It was a mixed bag of trading on Bay Street as Canada’s stock exchange managed to hover just above the flat line.

The TSX gained a point in late day trading, with a rise in the financials and tech sectors offset by drops in the exchange’s heavily traded marijuana stocks and aerospace giant Bombardier.

Bombardier was the most actively traded company on the index and fell 6.6 percent.

The health care sector back-stepped three percent, led lower by Aurora Cannabis, Aphria, and Canopy Growth which lost between six and 8.7 percent.

The energy sector dropped a quarter of a percent despite a rise in oil.

The price of oil jumped $1.19 to $51.61 US a barrel, pushed higher by a broad-based rally in U.S. stocks on Cyber Monday, as well as a smaller-than-expected rise in key U.S. crude stockpiles, according to Bloomberg.

Meanwhile, General Motors announced plans to halt production at five of its automotive plants, including in Oshawa, Ont.

The automaker also said that it is cutting its salaried contract staff by 15 percent, including a quarter of its salaried executives.

In a release, GM said it is “transforming its global workforce to ensure it has the right skill sets for today and the future, while driving efficiencies through the utilization of best-in-class tools.”

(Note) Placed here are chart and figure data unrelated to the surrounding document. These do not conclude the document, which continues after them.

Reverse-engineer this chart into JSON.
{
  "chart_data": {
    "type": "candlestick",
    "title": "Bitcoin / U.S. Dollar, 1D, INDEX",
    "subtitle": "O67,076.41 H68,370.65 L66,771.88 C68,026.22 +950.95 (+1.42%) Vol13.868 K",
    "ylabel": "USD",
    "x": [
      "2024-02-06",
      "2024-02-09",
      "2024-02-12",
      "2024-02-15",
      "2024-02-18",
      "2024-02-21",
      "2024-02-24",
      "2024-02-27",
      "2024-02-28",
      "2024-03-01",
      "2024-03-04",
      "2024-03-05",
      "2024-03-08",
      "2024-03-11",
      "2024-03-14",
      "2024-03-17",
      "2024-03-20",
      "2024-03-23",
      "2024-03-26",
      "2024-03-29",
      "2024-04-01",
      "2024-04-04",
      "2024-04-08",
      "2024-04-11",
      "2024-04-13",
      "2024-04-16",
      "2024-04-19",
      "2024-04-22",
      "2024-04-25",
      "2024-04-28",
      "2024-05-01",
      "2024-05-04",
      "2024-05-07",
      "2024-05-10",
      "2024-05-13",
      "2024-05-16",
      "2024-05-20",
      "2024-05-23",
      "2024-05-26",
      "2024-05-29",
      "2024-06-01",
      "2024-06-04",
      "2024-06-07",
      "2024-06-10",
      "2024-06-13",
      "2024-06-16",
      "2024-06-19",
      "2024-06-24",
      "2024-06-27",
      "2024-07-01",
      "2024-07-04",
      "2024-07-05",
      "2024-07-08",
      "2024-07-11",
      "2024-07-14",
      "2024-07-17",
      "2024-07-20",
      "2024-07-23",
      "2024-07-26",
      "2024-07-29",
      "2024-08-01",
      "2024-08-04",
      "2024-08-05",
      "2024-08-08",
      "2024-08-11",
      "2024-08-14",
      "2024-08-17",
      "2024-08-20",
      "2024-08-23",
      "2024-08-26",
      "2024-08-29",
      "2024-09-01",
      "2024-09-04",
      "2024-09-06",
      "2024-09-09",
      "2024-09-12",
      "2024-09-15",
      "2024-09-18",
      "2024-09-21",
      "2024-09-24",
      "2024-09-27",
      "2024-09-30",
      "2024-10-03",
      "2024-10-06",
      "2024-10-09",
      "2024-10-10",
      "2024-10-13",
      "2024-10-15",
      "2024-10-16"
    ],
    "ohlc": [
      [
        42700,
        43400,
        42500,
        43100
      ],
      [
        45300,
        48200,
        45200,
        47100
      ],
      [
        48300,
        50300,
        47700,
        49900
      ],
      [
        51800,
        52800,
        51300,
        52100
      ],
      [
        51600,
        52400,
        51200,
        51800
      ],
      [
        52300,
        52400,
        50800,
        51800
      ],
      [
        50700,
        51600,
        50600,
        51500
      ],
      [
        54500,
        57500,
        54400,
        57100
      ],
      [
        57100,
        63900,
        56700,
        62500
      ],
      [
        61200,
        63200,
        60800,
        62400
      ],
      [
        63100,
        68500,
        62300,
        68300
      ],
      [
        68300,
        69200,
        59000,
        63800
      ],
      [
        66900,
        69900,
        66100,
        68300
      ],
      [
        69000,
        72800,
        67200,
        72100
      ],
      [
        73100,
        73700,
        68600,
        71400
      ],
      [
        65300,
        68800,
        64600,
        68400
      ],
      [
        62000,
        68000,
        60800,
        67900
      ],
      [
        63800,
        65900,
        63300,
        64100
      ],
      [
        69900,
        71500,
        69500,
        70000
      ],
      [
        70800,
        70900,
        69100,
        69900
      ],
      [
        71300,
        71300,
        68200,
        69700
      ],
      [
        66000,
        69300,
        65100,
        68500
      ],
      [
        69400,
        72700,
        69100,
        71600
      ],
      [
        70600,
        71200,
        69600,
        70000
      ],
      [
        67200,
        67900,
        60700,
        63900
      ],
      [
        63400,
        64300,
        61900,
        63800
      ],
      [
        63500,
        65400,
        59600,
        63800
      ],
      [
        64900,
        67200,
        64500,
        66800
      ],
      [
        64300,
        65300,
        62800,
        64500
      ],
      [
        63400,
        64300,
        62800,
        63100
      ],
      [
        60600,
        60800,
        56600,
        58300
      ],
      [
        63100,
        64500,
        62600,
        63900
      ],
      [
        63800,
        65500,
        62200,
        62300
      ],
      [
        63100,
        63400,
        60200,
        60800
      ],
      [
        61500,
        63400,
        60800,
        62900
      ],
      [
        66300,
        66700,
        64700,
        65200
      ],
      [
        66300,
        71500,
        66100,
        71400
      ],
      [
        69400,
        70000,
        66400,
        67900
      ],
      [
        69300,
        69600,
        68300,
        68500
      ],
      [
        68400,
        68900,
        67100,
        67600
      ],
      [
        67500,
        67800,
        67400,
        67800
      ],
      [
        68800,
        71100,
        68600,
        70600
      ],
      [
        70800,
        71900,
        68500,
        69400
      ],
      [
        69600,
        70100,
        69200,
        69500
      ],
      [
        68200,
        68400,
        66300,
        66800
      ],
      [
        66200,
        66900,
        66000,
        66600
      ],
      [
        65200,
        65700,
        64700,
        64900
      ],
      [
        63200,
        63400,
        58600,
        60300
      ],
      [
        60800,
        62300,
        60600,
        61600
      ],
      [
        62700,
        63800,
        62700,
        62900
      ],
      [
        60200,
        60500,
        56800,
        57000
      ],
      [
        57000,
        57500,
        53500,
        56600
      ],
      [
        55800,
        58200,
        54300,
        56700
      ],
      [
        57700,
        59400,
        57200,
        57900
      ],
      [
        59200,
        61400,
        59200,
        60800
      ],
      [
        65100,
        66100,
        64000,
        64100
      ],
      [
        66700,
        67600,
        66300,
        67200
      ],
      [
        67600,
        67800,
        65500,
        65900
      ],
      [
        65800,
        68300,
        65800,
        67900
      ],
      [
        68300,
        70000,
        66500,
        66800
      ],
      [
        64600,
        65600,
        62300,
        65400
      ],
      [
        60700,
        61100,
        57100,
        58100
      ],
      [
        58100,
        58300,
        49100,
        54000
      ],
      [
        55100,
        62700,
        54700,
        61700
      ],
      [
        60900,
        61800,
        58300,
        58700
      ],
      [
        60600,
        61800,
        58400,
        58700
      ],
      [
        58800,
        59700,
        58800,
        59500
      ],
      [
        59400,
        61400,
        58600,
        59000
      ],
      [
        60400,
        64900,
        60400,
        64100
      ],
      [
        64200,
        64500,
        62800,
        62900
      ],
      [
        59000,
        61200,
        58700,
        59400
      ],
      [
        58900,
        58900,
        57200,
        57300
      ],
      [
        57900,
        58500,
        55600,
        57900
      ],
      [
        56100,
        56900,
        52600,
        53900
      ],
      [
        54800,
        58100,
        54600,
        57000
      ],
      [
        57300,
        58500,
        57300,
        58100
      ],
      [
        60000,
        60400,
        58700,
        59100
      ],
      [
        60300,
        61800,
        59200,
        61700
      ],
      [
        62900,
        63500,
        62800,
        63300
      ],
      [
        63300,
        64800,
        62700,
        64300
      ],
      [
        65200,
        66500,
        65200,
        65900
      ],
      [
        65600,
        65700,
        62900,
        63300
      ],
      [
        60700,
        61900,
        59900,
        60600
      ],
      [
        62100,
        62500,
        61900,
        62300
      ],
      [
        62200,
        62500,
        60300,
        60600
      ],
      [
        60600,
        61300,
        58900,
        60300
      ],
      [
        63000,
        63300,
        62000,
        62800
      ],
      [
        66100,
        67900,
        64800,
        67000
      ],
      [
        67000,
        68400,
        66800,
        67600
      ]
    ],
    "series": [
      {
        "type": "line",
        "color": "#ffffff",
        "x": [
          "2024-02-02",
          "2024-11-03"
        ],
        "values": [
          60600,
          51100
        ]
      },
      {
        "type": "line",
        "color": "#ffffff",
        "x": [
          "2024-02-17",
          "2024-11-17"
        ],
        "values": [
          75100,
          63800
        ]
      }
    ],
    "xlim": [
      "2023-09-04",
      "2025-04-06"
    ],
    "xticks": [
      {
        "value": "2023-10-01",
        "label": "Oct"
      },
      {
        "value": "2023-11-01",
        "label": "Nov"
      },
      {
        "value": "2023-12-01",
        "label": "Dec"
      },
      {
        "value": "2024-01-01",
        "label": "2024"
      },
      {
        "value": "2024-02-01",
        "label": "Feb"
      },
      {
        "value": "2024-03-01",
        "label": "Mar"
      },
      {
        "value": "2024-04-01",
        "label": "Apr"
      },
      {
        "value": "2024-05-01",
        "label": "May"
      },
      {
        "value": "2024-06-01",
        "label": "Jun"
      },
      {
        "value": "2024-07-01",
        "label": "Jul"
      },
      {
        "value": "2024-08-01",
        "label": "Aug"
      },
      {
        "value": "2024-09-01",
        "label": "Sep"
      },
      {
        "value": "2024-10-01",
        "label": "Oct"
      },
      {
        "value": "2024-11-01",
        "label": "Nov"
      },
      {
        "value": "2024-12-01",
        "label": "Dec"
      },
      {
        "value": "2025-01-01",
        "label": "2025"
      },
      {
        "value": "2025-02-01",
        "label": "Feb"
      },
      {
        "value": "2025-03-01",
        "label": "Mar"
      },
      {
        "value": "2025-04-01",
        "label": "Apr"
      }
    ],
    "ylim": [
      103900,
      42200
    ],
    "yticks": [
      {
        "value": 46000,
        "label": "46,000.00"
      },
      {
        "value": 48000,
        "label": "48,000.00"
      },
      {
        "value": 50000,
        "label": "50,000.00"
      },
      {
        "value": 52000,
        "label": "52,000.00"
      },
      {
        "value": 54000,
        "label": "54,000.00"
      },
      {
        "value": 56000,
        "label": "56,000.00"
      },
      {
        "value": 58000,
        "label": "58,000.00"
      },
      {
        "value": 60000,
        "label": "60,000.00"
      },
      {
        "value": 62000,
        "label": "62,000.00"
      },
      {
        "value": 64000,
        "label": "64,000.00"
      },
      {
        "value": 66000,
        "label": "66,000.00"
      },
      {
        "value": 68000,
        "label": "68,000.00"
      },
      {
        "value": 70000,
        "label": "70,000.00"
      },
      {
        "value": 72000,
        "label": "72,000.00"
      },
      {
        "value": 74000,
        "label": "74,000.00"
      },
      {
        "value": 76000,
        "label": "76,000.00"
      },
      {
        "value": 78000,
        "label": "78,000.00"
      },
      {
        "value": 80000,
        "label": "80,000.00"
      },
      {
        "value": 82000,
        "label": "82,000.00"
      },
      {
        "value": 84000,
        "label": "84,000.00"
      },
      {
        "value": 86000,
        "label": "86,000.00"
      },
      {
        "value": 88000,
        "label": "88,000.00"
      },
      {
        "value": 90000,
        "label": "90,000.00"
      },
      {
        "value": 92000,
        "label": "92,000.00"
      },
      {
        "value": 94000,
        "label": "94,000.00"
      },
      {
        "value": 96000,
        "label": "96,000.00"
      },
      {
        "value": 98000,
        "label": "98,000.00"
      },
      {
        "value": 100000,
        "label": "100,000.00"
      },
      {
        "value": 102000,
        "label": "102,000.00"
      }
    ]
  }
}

Later in the release, GM said the layoffs are expected to account in $3 billion to $3.8 billion in savings, including up to $1.8 billion of non-cash accelerated asset write-downs and pension charges, and up to $2 billion of employee-related and other cash-based expenses.

GM’s stock rose 4.7 percent today.

In New York, the Dow climbed 354 points, led by a strong push from the index’s financials sector.

Bellwethers Caterpillar, Nike, and Microsoft were all solidly in the green.

The Nasdaq also moved 142 points higher with Amazon, Facebook, and Tesla rising between 3.5 and 6.1 percent.

Amazon’s stock surged 5.2 percent on America’s biggest online shopping day of the year.

Gold and the Canadian dollar dipped slightly as the greenback strengthened. The loonie edged 14/100ths of a cent lower to $0.7541 US while gold dropped $1.00 to $1,222 an ounce.